Sadness and despondency
Regardless of perceived levels of control, a grief response — sadness and despondency, problems sleeping, conflicts with others, social isolation, tearfulness, changes in energy, headaches, muscle tension, problems keeping up with a daily routine — is to be expected after such a separation from family, said Tooba Siddiqui, a psychologist.
So what steps should ‘married bachelors’ take to keep their families and themselves in a stable and happy state?
A system created around healthy eating, exercising regularly, sleeping sufficiently and indulging in productive activities such as cooking or painting can help create a semblance of a routine that can be used as the initial groundwork for coping up with anxiety that comes with isolation, said Siddiqui.
Anxiety of the pandemic months was like a silent killer: Gulf News staff member
‘Married bachelors’? I wouldn’t have known that such a term ever existed if I hadn’t spent more than 17 years in Dubai.

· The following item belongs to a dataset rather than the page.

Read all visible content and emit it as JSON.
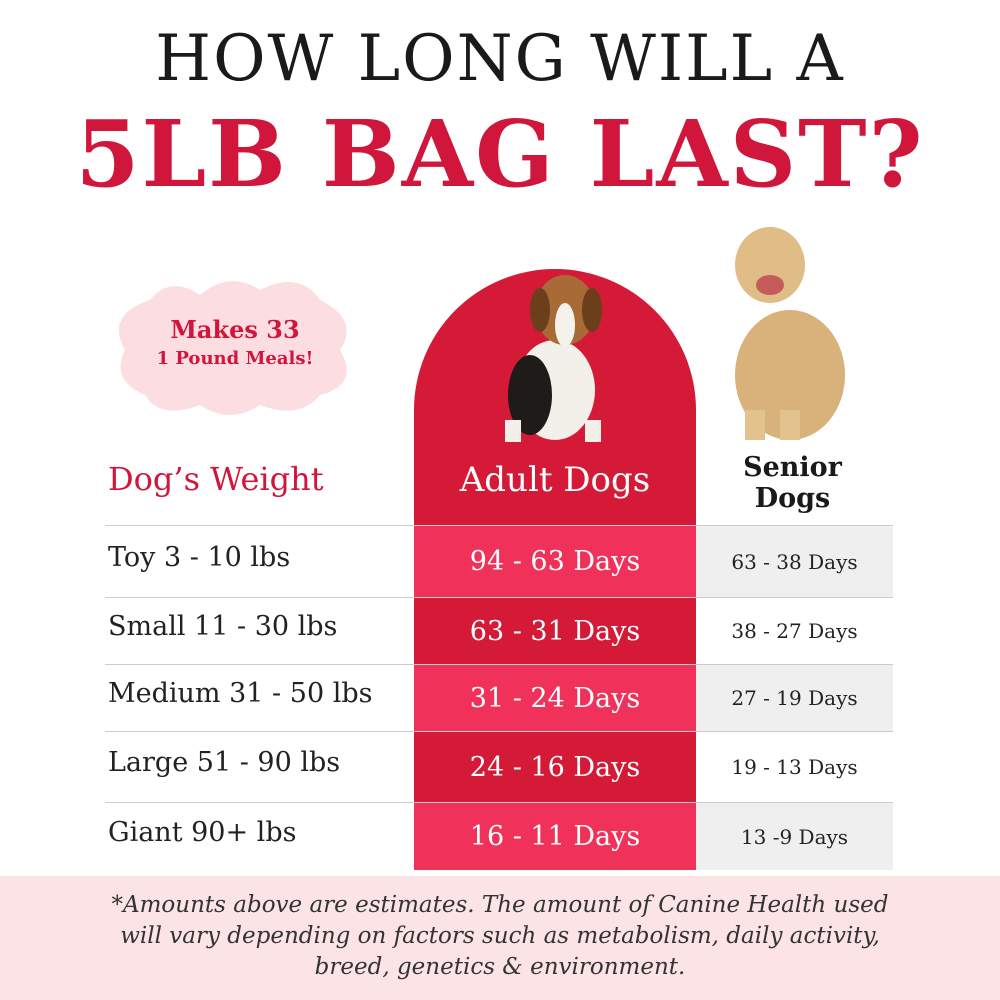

Me and my colleagues had, of course, got accustomed to being the ‘summer bachelors’ over the years. This, in other words, meant just an extra sense of freedom over the months of July-August when most families would normally head back to India for the two months of summer vacation at schools.
The ritual went something like this — the man of the house would eventually join the wife and children for the second half of the vacation — till it was time for all to again get back to the grind.
Then at some point, you arrive at the crossroads. It’s time for you to take a call on whether the son or daughter — who has suddenly turned out to be a strapping young man or a lady — would take the next leap in their education in the UAE or is it time they relocate to India or move to any other part of the world.
It was in early 2019 when I decided to send my wife and daughter back to Kolkata. Given we were a four hours’ flight away, it wasn’t such a bad deal as I gloated about taking the “right decision”.
Those, of course, were the pre-COVID days. As the pandemic was kicking in and the flights were on the verge of shutdown globally, I had to pack them off on a short notice from Dubai — only to meet them a good nine months later.
The so-called resilience that I had prided myself on was slowly broken. The silent anxiety about the welfare of your near and dear ones eating into you could be a killer. While my colleagues delved into some painstaking research to bring insight for the readers about the pandemic and how it affected lives, I was often more concerned about the brass tacks back home.
How is India faring in terms of cases? Where is West Bengal now in terms of active cases? Is the state equipped enough to handle the rising cases? Or is the internet connection at home stable enough for my daughter to handle her online classes?
Being a ‘married bachelor’ is not really fun ... certainly not for men at my age!